Je me lave avec du déter­gent vais­selle oublié dans un évi­er et de la mousse à ras­er, j’en­file des mocassins et une chemise, je rejoins l’édi­teur sur son stand du Salon du livre d’artiste. MM, l’autre écrivain, est déjà là, au stand, plongé dans une lec­ture. La heures passent, il ne dit rien. Puis soudain, deux heures plus tard, lorsque j’ai une con­ver­sa­tion avec l’édi­teur du stand voisin, il m’in­ter­rompt.
- Je sais tout des auteurs de la Beat.
Sa femme con­firme et elle explique qu’ils ont acheté à Tanger des objets de Paul Bowles. Des objets signés Paul Bowles. Des objets qui ont appartenu à Paul Bowles.
J’en déduis que Paul Bowles sig­nait sa brosse à dents, sa fourchette, ses culottes.
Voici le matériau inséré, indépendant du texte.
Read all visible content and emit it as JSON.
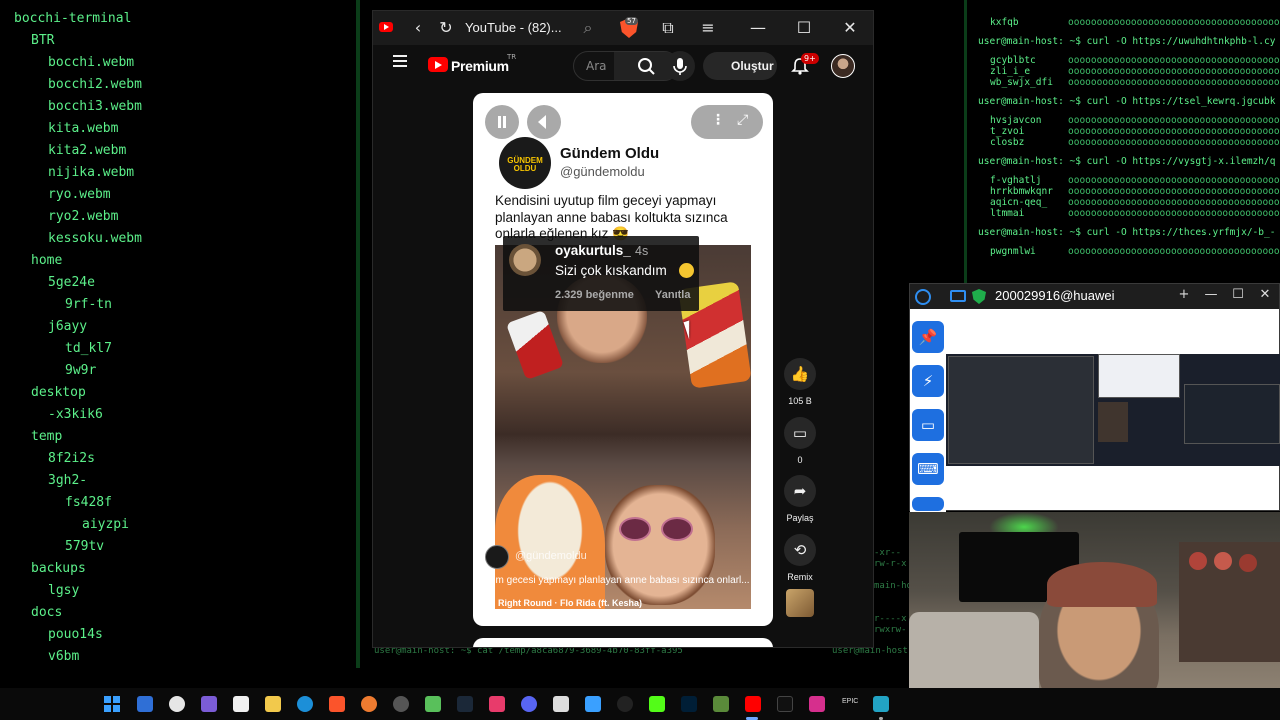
{
  "tree": {
    "lines": [
      {
        "text": "bocchi-terminal",
        "indent": 0
      },
      {
        "text": "BTR",
        "indent": 1
      },
      {
        "text": "bocchi.webm",
        "indent": 2
      },
      {
        "text": "bocchi2.webm",
        "indent": 2
      },
      {
        "text": "bocchi3.webm",
        "indent": 2
      },
      {
        "text": "kita.webm",
        "indent": 2
      },
      {
        "text": "kita2.webm",
        "indent": 2
      },
      {
        "text": "nijika.webm",
        "indent": 2
      },
      {
        "text": "ryo.webm",
        "indent": 2
      },
      {
        "text": "ryo2.webm",
        "indent": 2
      },
      {
        "text": "kessoku.webm",
        "indent": 2
      },
      {
        "text": "home",
        "indent": 1
      },
      {
        "text": "5ge24e",
        "indent": 2
      },
      {
        "text": "9rf-tn",
        "indent": 3
      },
      {
        "text": "j6ayy",
        "indent": 2
      },
      {
        "text": "td_kl7",
        "indent": 3
      },
      {
        "text": "9w9r",
        "indent": 3
      },
      {
        "text": "desktop",
        "indent": 1
      },
      {
        "text": "-x3kik6",
        "indent": 2
      },
      {
        "text": "temp",
        "indent": 1
      },
      {
        "text": "8f2i2s",
        "indent": 2
      },
      {
        "text": "3gh2-",
        "indent": 2
      },
      {
        "text": "fs428f",
        "indent": 3
      },
      {
        "text": "aiyzpi",
        "indent": 4
      },
      {
        "text": "579tv",
        "indent": 3
      },
      {
        "text": "backups",
        "indent": 1
      },
      {
        "text": "lgsy",
        "indent": 2
      },
      {
        "text": "docs",
        "indent": 1
      },
      {
        "text": "pouo14s",
        "indent": 2
      },
      {
        "text": "v6bm",
        "indent": 2
      }
    ]
  },
  "right_terminal": {
    "lines": [
      {
        "type": "file",
        "name": "kxfqb"
      },
      {
        "type": "prompt",
        "text": "user@main-host: ~$ curl -O https://uwuhdhtnkphb-l.cy"
      },
      {
        "type": "file",
        "name": "gcyblbtc"
      },
      {
        "type": "file",
        "name": "zli_i_e"
      },
      {
        "type": "file",
        "name": "wb_swjx_dfi"
      },
      {
        "type": "prompt",
        "text": "user@main-host: ~$ curl -O https://tsel_kewrq.jgcubk"
      },
      {
        "type": "file",
        "name": "hvsjavcon"
      },
      {
        "type": "file",
        "name": "t_zvoi"
      },
      {
        "type": "file",
        "name": "closbz"
      },
      {
        "type": "prompt",
        "text": "user@main-host: ~$ curl -O https://vysgtj-x.ilemzh/q"
      },
      {
        "type": "file",
        "name": "f-vghatlj"
      },
      {
        "type": "file",
        "name": "hrrkbmwkqnr"
      },
      {
        "type": "file",
        "name": "aqicn-qeq_"
      },
      {
        "type": "file",
        "name": "ltmmai"
      },
      {
        "type": "prompt",
        "text": "user@main-host: ~$ curl -O https://thces.yrfmjx/-b_-"
      },
      {
        "type": "file",
        "name": "pwgnmlwi"
      }
    ],
    "zeros": "oooooooooooooooooooooooooooooooooooooo"
  },
  "bottom_strip": {
    "left_prompt": "user@main-host: ~$ cat /temp/a8ca6879-3689-4b70-83ff-a395",
    "right_prompt": "user@main-host",
    "perm1": "-xr--",
    "perm2": "rw-r-x",
    "host1": "main-host",
    "perm3": "r----x",
    "perm4": "rwxrw-"
  },
  "browser": {
    "tab_title": "YouTube - (82)...",
    "brave_count": "57",
    "controls": {
      "minimize": "—",
      "maximize": "☐",
      "close": "✕"
    },
    "header": {
      "logo_text": "Premium",
      "logo_region": "TR",
      "search_placeholder": "Ara",
      "create_label": "Oluştur",
      "bell_badge": "9+"
    },
    "short": {
      "post_logo_text": "GÜNDEM OLDU",
      "post_name": "Gündem Oldu",
      "post_handle": "@gündemoldu",
      "post_text": "Kendisini uyutup film geceyi yapmayı planlayan anne babası koltukta sızınca onlarla eğlenen kız 😎",
      "comment_user": "oyakurtuls_",
      "comment_time": "4s",
      "comment_text": "Sizi çok kıskandım",
      "comment_likes": "2.329 beğenme",
      "comment_reply": "Yanıtla",
      "channel": "@gündemoldu",
      "caption": "Film gecesi yapmayı planlayan anne babası sızınca onlarl...",
      "music": "♪ Right Round · Flo Rida (ft. Kesha)"
    },
    "actions": {
      "like_count": "105 B",
      "comment_count": "0",
      "share_label": "Paylaş",
      "remix_label": "Remix"
    }
  },
  "remote_desktop": {
    "title": "200029916@huawei",
    "controls": {
      "add": "+",
      "minimize": "—",
      "maximize": "☐",
      "close": "✕"
    }
  },
  "taskbar": {
    "tray_text": "EPIC"
  },
  "colors": {
    "terminal_green": "#5cf08a",
    "youtube_red": "#ff0000",
    "remote_blue": "#1e6fe0"
  }
}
Dans l’après-midi nous pas­sons chez Aldi pour acheter du vin. C’est un super­marché de la ban­lieue de Bucarest sous Ceauces­cu. Un paquet de pâtes, trois plaques de choco­lat, six bouteilles de lait, trois de vin. Si nous achetons une bouteille, elle ne sera jamais rem­placée. Les employés, l’air inqui­et, errent entre les éta­lages. Nous ressor­tons les mains vides. S. s’ex­cuse. Je pro­pose de me ren­dre au cen­tre-ville. Trois kilo­mètres dans les gaz sur un trot­toir mis­érable, enfin une épicerie. Plutôt que de ren­tr­er par la grande rue, j’emprunte un sen­tier con­tre la Loue. Au bout de 500 mètres, il est fer­mé au bar­belé. De retour au salon, nous aval­ons un verre de Pous­lar, le cru d’Ar­bois pris chez l’épici­er, puis le salon ferme. Au restau­rant, con­ver­sa­tion sur la cul­ture, donc sur rien (les expo­si­tions qu’il faut avoir vues et qu’on a mal­heureuse­ment man­quées…), puis retour dans la car­a­vane. Le matin, tôt, nous nous diri­geons vers la cafétéria. La camp­ing dis­pose d’une café­te­ria. Un garçon aux cheveux teint de roux apporte du pain décon­gelé et une cafetière d’eau brune, du café. Aus­sitôt avons nous rem­pli nos tass­es, il reparaît.
- Je reprends la cafetière, il y a d’autres clients.

En route pour Ornans, je dors à Noze­roy, vil­lage forter­esse du Haut-Jura. La stat­ue en pierre d’un homme domine le terre-plein (le gar­di­en du cimetière), je déroule mon sac, le matin je l’es­sore. Une car­a­vane dévérouille son sys­tème de sécu­rité, un cou­ple de Lille. Nous prenons le café.
- J’aime écrire des let­tres, dit le Mon­sieur, et il m’ar­rive de tra­vailler un peu mon style. J’ou­vre le dic­tio­n­naire des synonymes.